Defendant was arrested and charged with criminal stalking under ORS 163.732. The information alleged, as pertinent:
“[D]efendant * * * on or about October 31, 2010, in Clackamas County, Oregon, did unlawfully and knowingly alarm [Mr.] Nelson by engaging in repeated and unwanted contact with [Mr.] Nelson by making threatening statements to [Mr.] Nelson, this contact causing [Mr.] Nelson reasonable apprehension regarding the personal safety of [Mr.] Nelson, and it being objectively reasonable for a person in the situation of [Mr.] Nelson to be alarmed by the contact.”

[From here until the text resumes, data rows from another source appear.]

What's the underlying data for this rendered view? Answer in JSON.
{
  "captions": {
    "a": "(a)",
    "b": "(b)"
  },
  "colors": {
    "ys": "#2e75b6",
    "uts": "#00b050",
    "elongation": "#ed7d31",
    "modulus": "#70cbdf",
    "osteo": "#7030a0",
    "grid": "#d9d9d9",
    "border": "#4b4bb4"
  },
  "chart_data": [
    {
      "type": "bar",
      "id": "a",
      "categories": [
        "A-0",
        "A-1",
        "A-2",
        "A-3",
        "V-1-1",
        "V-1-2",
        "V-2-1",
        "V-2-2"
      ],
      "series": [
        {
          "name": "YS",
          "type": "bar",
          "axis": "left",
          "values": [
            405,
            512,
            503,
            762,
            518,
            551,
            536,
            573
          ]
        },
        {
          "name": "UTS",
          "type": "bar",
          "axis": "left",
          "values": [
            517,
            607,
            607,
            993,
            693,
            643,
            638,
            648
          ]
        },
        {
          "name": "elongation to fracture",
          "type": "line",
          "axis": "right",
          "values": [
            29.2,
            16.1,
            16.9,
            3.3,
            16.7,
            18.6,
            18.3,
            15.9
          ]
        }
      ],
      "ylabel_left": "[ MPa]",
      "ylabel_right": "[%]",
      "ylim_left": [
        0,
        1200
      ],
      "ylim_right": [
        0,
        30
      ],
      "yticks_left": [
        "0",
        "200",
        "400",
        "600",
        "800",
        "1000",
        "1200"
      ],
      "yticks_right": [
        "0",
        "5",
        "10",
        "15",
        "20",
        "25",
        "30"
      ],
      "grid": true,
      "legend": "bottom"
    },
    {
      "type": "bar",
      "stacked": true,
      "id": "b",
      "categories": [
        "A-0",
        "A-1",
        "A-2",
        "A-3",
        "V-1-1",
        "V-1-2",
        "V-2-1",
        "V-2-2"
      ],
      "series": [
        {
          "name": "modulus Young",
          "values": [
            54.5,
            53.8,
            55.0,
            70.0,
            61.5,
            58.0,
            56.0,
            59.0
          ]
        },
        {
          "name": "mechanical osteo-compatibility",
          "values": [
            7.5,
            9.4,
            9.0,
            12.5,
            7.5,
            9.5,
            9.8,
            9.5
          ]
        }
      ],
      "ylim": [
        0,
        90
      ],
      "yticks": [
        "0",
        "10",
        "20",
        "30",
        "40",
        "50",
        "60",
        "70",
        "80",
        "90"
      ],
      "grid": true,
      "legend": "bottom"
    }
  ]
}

ORS 163.732 defines the crime of stalking:
“(1) A person commits the crime of stalking if:
“(a) The person knowingly alarms or coerces another person or a member of that person's immediate family or household by engaging in repeated and unwanted contact with the other person;
“(b) It is objectively reasonable for a person in the victim's situation to have been alarmed or coerced by the contact; and
“(c) The repeated and unwanted contact causes the victim reasonable apprehension regarding the personal safety of the victim or a member of the victim's immediate family or household.”

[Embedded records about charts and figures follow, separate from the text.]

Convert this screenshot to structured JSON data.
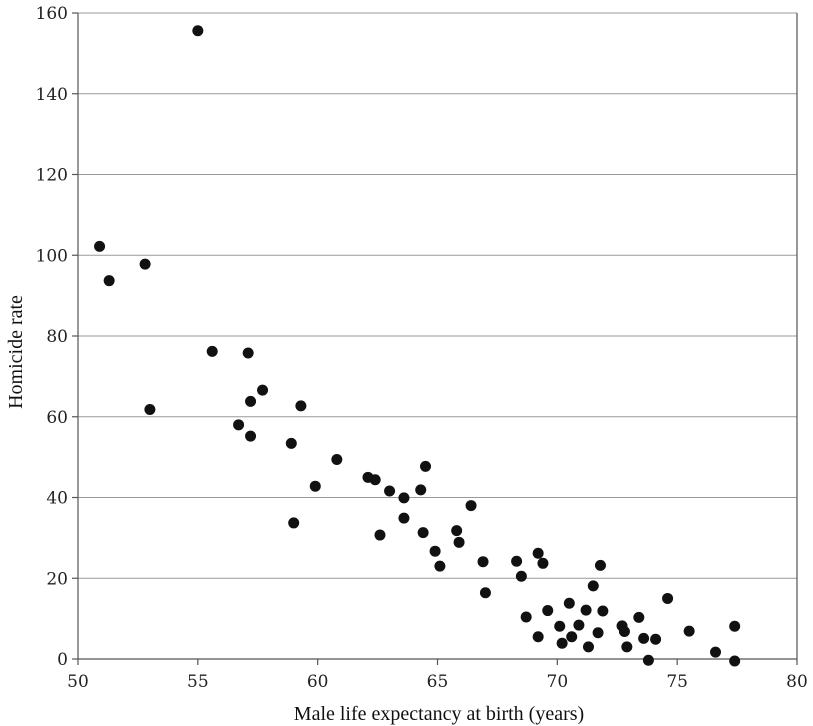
{
  "chart_data": {
    "type": "scatter",
    "title": "",
    "xlabel": "Male life expectancy at birth (years)",
    "ylabel": "Homicide rate",
    "xlim": [
      50,
      80
    ],
    "ylim": [
      0,
      160
    ],
    "x_ticks": [
      50,
      55,
      60,
      65,
      70,
      75,
      80
    ],
    "y_ticks": [
      0,
      20,
      40,
      60,
      80,
      100,
      120,
      140,
      160
    ],
    "x_tick_labels": [
      "50",
      "55",
      "60",
      "65",
      "70",
      "75",
      "80"
    ],
    "y_tick_labels": [
      "0",
      "20",
      "40",
      "60",
      "80",
      "100",
      "120",
      "140",
      "160"
    ],
    "grid": "horizontal",
    "point_color": "#111111",
    "points": [
      {
        "x": 50.9,
        "y": 102.2
      },
      {
        "x": 51.3,
        "y": 93.7
      },
      {
        "x": 52.8,
        "y": 97.8
      },
      {
        "x": 53.0,
        "y": 61.8
      },
      {
        "x": 55.0,
        "y": 155.6
      },
      {
        "x": 55.6,
        "y": 76.2
      },
      {
        "x": 56.7,
        "y": 58.0
      },
      {
        "x": 57.1,
        "y": 75.8
      },
      {
        "x": 57.2,
        "y": 63.8
      },
      {
        "x": 57.2,
        "y": 55.2
      },
      {
        "x": 57.7,
        "y": 66.6
      },
      {
        "x": 58.9,
        "y": 53.4
      },
      {
        "x": 59.0,
        "y": 33.7
      },
      {
        "x": 59.3,
        "y": 62.7
      },
      {
        "x": 59.9,
        "y": 42.8
      },
      {
        "x": 60.8,
        "y": 49.4
      },
      {
        "x": 62.1,
        "y": 45.0
      },
      {
        "x": 62.4,
        "y": 44.4
      },
      {
        "x": 62.6,
        "y": 30.7
      },
      {
        "x": 63.0,
        "y": 41.6
      },
      {
        "x": 63.6,
        "y": 39.9
      },
      {
        "x": 63.6,
        "y": 34.9
      },
      {
        "x": 64.3,
        "y": 41.9
      },
      {
        "x": 64.4,
        "y": 31.3
      },
      {
        "x": 64.5,
        "y": 47.7
      },
      {
        "x": 64.9,
        "y": 26.7
      },
      {
        "x": 65.1,
        "y": 23.0
      },
      {
        "x": 65.8,
        "y": 31.8
      },
      {
        "x": 65.9,
        "y": 28.9
      },
      {
        "x": 66.4,
        "y": 38.0
      },
      {
        "x": 66.9,
        "y": 24.1
      },
      {
        "x": 67.0,
        "y": 16.4
      },
      {
        "x": 68.3,
        "y": 24.2
      },
      {
        "x": 68.5,
        "y": 20.5
      },
      {
        "x": 68.7,
        "y": 10.4
      },
      {
        "x": 69.2,
        "y": 26.2
      },
      {
        "x": 69.2,
        "y": 5.5
      },
      {
        "x": 69.4,
        "y": 23.7
      },
      {
        "x": 69.6,
        "y": 12.0
      },
      {
        "x": 70.1,
        "y": 8.1
      },
      {
        "x": 70.2,
        "y": 3.9
      },
      {
        "x": 70.5,
        "y": 13.8
      },
      {
        "x": 70.6,
        "y": 5.5
      },
      {
        "x": 70.9,
        "y": 8.4
      },
      {
        "x": 71.2,
        "y": 12.1
      },
      {
        "x": 71.3,
        "y": 3.0
      },
      {
        "x": 71.5,
        "y": 18.1
      },
      {
        "x": 71.7,
        "y": 6.5
      },
      {
        "x": 71.8,
        "y": 23.2
      },
      {
        "x": 71.9,
        "y": 11.9
      },
      {
        "x": 72.7,
        "y": 8.2
      },
      {
        "x": 72.8,
        "y": 6.8
      },
      {
        "x": 72.9,
        "y": 3.0
      },
      {
        "x": 73.4,
        "y": 10.3
      },
      {
        "x": 73.6,
        "y": 5.1
      },
      {
        "x": 73.8,
        "y": -0.3
      },
      {
        "x": 74.1,
        "y": 4.9
      },
      {
        "x": 74.6,
        "y": 15.0
      },
      {
        "x": 75.5,
        "y": 6.9
      },
      {
        "x": 76.6,
        "y": 1.7
      },
      {
        "x": 77.4,
        "y": 8.1
      },
      {
        "x": 77.4,
        "y": -0.5
      }
    ]
  }
}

“ ‘Repeated’ means two or more times.” ORS 163.730(7).
To avoid concerns that the criminal stalking statute was unconstitutionally overbroad for its potential to improperly restrict speech under Article I, section 8, of the Oregon Constitution, the Oregon Supreme Court limited the reach of ORS 163.732 in Rangel, 328 Or. at 298–306, 977 P.2d 379. Thus, if the charged conduct is of a “purely communicative nature,” State v. Sierzega, 236 Or.App. 630, 637, 237 P.3d 234 (2010) (internal quotation marks omitted), it must also be shown that the communication amounts to a “threat.” Rangel, 328 Or. at 303, 977 P.2d 379. A threat “is a communication that instills in the addressee a fear of imminent and serious personal violence from the speaker, is unequivocal, and is objectively likely to be followed by unlawful acts.” Id. A threat does not include “ ‘the kind of hyperbole, rhetorical excesses, and impotent expressions of anger or frustration that in some contexts can be privileged even if they alarm the addressee.’ “ Id. (quoting State v. Moyle, 299 Or. 691, 705, 705 P.2d 740 (1985)).

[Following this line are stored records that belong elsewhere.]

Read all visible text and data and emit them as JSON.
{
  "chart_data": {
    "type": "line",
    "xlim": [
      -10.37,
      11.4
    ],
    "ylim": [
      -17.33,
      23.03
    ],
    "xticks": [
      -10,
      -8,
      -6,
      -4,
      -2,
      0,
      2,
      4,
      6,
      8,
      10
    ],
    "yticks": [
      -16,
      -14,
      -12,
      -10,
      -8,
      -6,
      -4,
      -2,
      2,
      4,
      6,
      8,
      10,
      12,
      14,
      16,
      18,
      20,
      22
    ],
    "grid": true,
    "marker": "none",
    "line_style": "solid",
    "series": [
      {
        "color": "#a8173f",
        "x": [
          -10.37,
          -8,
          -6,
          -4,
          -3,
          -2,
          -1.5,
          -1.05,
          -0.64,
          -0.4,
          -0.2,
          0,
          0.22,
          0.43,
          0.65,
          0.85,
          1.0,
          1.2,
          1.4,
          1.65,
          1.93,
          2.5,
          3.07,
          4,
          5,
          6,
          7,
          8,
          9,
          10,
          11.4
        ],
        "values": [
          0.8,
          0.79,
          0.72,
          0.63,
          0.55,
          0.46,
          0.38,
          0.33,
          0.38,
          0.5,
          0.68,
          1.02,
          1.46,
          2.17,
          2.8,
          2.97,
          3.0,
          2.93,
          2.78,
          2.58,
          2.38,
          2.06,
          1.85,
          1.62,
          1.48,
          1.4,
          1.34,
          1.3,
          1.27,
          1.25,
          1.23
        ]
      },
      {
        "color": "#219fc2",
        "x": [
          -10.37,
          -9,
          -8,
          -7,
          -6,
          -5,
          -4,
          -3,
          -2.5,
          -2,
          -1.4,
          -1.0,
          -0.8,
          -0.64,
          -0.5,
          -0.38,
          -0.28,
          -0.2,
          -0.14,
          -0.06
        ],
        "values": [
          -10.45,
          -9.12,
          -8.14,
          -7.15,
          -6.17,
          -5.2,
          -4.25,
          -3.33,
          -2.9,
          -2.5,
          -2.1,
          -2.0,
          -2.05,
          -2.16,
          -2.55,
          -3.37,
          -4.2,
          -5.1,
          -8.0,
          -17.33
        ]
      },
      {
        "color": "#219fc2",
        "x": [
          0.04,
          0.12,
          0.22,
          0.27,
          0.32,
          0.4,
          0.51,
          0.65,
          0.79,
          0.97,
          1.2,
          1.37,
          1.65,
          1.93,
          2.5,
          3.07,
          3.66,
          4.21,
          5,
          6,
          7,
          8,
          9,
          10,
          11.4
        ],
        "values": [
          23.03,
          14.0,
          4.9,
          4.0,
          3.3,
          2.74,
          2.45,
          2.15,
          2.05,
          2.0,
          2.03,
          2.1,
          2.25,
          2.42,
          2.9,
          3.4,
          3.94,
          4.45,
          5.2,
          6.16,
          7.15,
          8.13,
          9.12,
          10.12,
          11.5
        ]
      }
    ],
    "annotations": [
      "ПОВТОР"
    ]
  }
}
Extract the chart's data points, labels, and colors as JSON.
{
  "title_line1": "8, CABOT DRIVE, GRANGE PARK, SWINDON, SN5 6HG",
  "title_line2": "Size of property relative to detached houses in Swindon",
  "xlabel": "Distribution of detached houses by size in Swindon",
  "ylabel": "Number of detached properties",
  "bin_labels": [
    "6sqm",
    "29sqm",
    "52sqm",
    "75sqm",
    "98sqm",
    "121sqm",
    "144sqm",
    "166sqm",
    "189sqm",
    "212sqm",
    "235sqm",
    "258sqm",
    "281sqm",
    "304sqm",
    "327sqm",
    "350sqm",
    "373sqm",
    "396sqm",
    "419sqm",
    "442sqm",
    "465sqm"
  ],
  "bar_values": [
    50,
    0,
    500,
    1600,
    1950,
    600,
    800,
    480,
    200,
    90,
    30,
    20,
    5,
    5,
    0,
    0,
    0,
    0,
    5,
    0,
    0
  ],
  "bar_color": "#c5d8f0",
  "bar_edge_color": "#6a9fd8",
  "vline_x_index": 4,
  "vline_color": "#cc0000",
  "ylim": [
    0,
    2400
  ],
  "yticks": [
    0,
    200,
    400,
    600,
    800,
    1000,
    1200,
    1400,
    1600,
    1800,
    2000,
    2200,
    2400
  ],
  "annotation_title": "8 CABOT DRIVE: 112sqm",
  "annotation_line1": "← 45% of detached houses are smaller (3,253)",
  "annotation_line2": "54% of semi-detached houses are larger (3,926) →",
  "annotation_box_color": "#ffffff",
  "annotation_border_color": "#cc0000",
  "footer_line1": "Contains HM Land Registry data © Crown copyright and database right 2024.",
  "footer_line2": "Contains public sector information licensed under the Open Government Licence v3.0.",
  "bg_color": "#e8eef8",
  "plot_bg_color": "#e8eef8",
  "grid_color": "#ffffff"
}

As noted, to convict a person of stalking under ORS 163.732, the state must, among other things, prove that there were “repeated contacts”—that is, the state must prove that there were at least two contacts. In this case, the state charged defendant based only on the statements that he made on October 31, i.e., the state charged defendant on the basis of expressive conduct. Thus, even if we were to assume the existence of an unwanted contact before October 31, the state was required, as a matter of law, to show that defendant's statements on October 31 amounted to a “threat” as defined in Rangel in order to establish a second contact. At oral argument, the state conceded that the October 31 statements did not constitute a threat under Rangel. We agree and accept that concession. Accordingly, the trial court erred in denying defendant's MJOA.